Take yourself back to September 1987. Australia’s population was only 16 million (now 24), Bob Hawke was Prime Minister, The Year My Voice Broke was one of Australia’s greatest box office successes, Manly-Warringah were crowned champions in the rugby league and my brother began using heroin for the first time. In our shared bedroom.
We lived in a modest three bedroom brick house in Belmore, Sydney. We never really had much. You know, just the basics but somehow, I was always happy.
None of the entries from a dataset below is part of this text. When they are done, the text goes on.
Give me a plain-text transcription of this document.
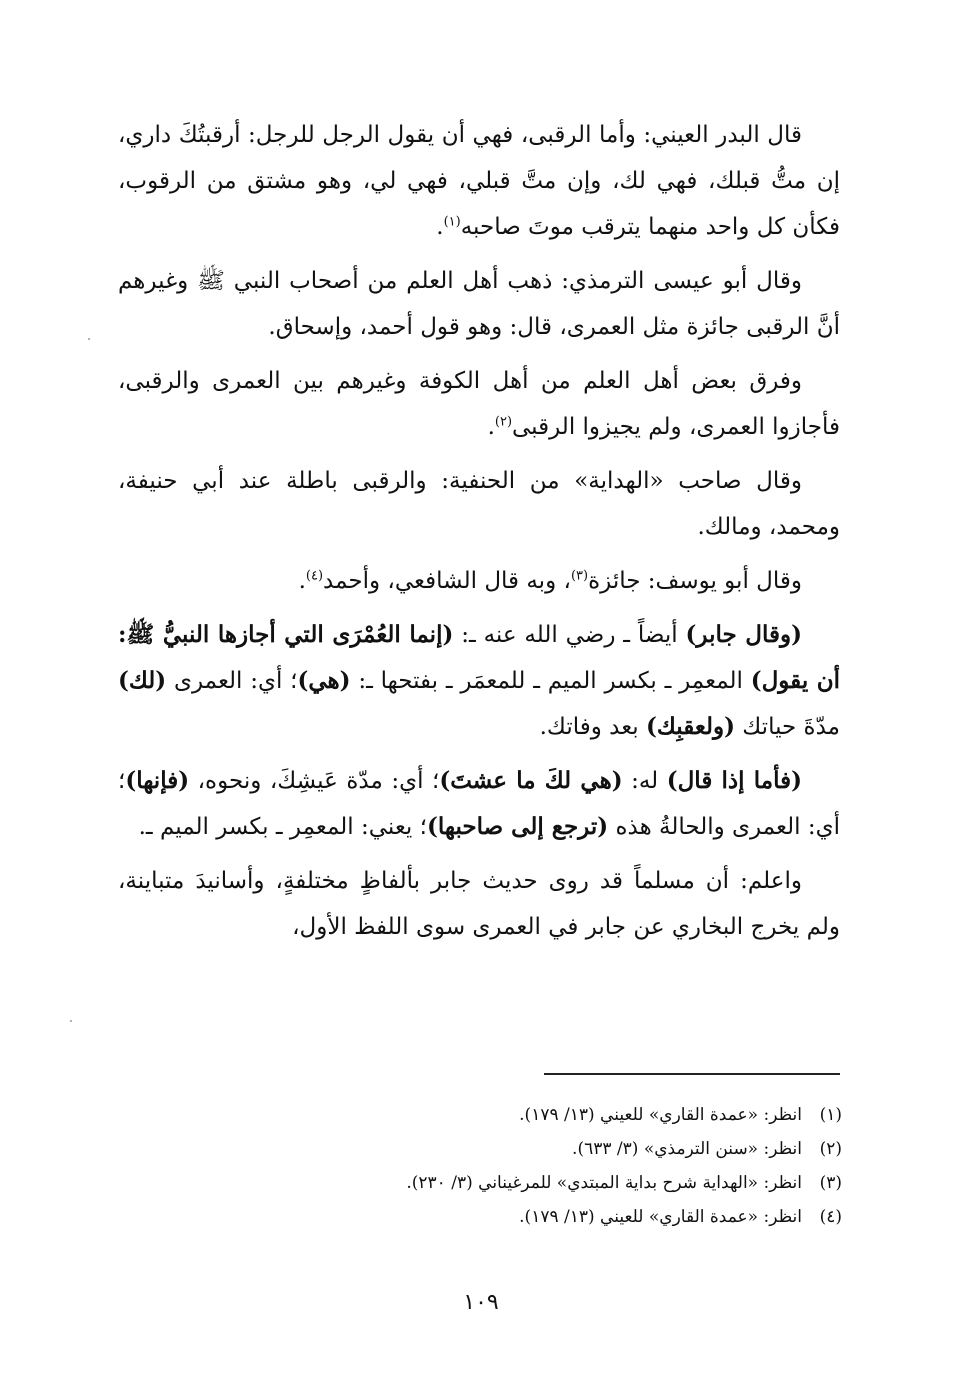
قال البدر العيني: وأما الرقبى، فهي أن يقول الرجل للرجل: أرقبتُكَ داري، إن متُّ قبلك، فهي لك، وإن متَّ قبلي، فهي لي، وهو مشتق من الرقوب، فكأن كل واحد منهما يترقب موتَ صاحبه$^{(١)}$.

وقال أبو عيسى الترمذي: ذهب أهل العلم من أصحاب النبي ﷺ وغيرهم أنَّ الرقبى جائزة مثل العمرى، قال: وهو قول أحمد، وإسحاق.

وفرق بعض أهل العلم من أهل الكوفة وغيرهم بين العمرى والرقبى، فأجازوا العمرى، ولم يجيزوا الرقبى$^{(٢)}$.

وقال صاحب «الهداية» من الحنفية: والرقبى باطلة عند أبي حنيفة، ومحمد، ومالك.

وقال أبو يوسف: جائزة$^{(٣)}$، وبه قال الشافعي، وأحمد$^{(٤)}$.

(وقال جابر) أيضاً ـ رضي الله عنه ـ: (إنما العُمْرَى التي أجازها النبيُّ ﷺ: أن يقول) المعمِر ـ بكسر الميم ـ للمعمَر ـ بفتحها ـ: (هي)؛ أي: العمرى (لك) مدّةَ حياتك (ولعقبِك) بعد وفاتك.

(فأما إذا قال) له: (هي لكَ ما عشتَ)؛ أي: مدّة عَيشِكَ، ونحوه، (فإنها)؛ أي: العمرى والحالةُ هذه (ترجع إلى صاحبها)؛ يعني: المعمِر ـ بكسر الميم ـ.

واعلم: أن مسلماً قد روى حديث جابر بألفاظٍ مختلفةٍ، وأسانيدَ متباينة، ولم يخرج البخاري عن جابر في العمرى سوى اللفظ الأول،

(١)انظر: «عمدة القاري» للعيني (١٣/ ١٧٩).
(٢)انظر: «سنن الترمذي» (٣/ ٦٣٣).
(٣)انظر: «الهداية شرح بداية المبتدي» للمرغيناني (٣/ ٢٣٠).
(٤)انظر: «عمدة القاري» للعيني (١٣/ ١٧٩).
١٠٩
Sure, some bad stuff was happening during this period with priests molesting me at school and my father almost dying from a cerebral brain hemorrhage (he abused and cheated on my mother so my cynical side would not have been bothered by his passing) and I witnessed my elder brother of 7 years inject heroin for the first time.
It’s had a lasting impact not just because of that initial insight into how one injects drugs, but the knock on effect over the following years as his life disintegrated into many fragmented pieces. We last spoke in 2006. I was in Melbourne for travel agent training and he had heard about this off my mum. Unfortunately, she gave him my number under the guise that he wanted to catch up. It had been 5 years since I had last seen him. Sadly though, his invite to meet up for a beer soon turned into him asking me to lend him $500 to keep up with rent and bills. Once a junkie as they say.
Being ever the optimist, I used his drug addiction over the years to motivated myself to keep healthy and active. He’s the reason why I don’t drink a lot, take drugs or live the life of a couch potatoe. Ok, I tell a small fib. I smoked pot twice (who hasn’t) and might have snorted a few lines of snow white out of curiosity but aside from those ever so brief interludes, I’ve remained clean.
I’m 40 years young now. My brother is 47. I’m not even sure if he is still alive but I do have him to thank for my love of some good music. Billy Bragg, The Smiths, The Beatles and The Jam and yes, without him, I may not have read the likes of Oscar Wilde, Jack Kerouac or Henry Miller so it wasn’t all a loss. But back in September 1987, and despite all the bad things that were happening around me, it helped me realise at a young age to never trust junkies, never trust priests and most of all, never hit or abuse woman. Love your mum, treat people with respect and if you want an addiction, better make damn sure it’s a clean and healthy one.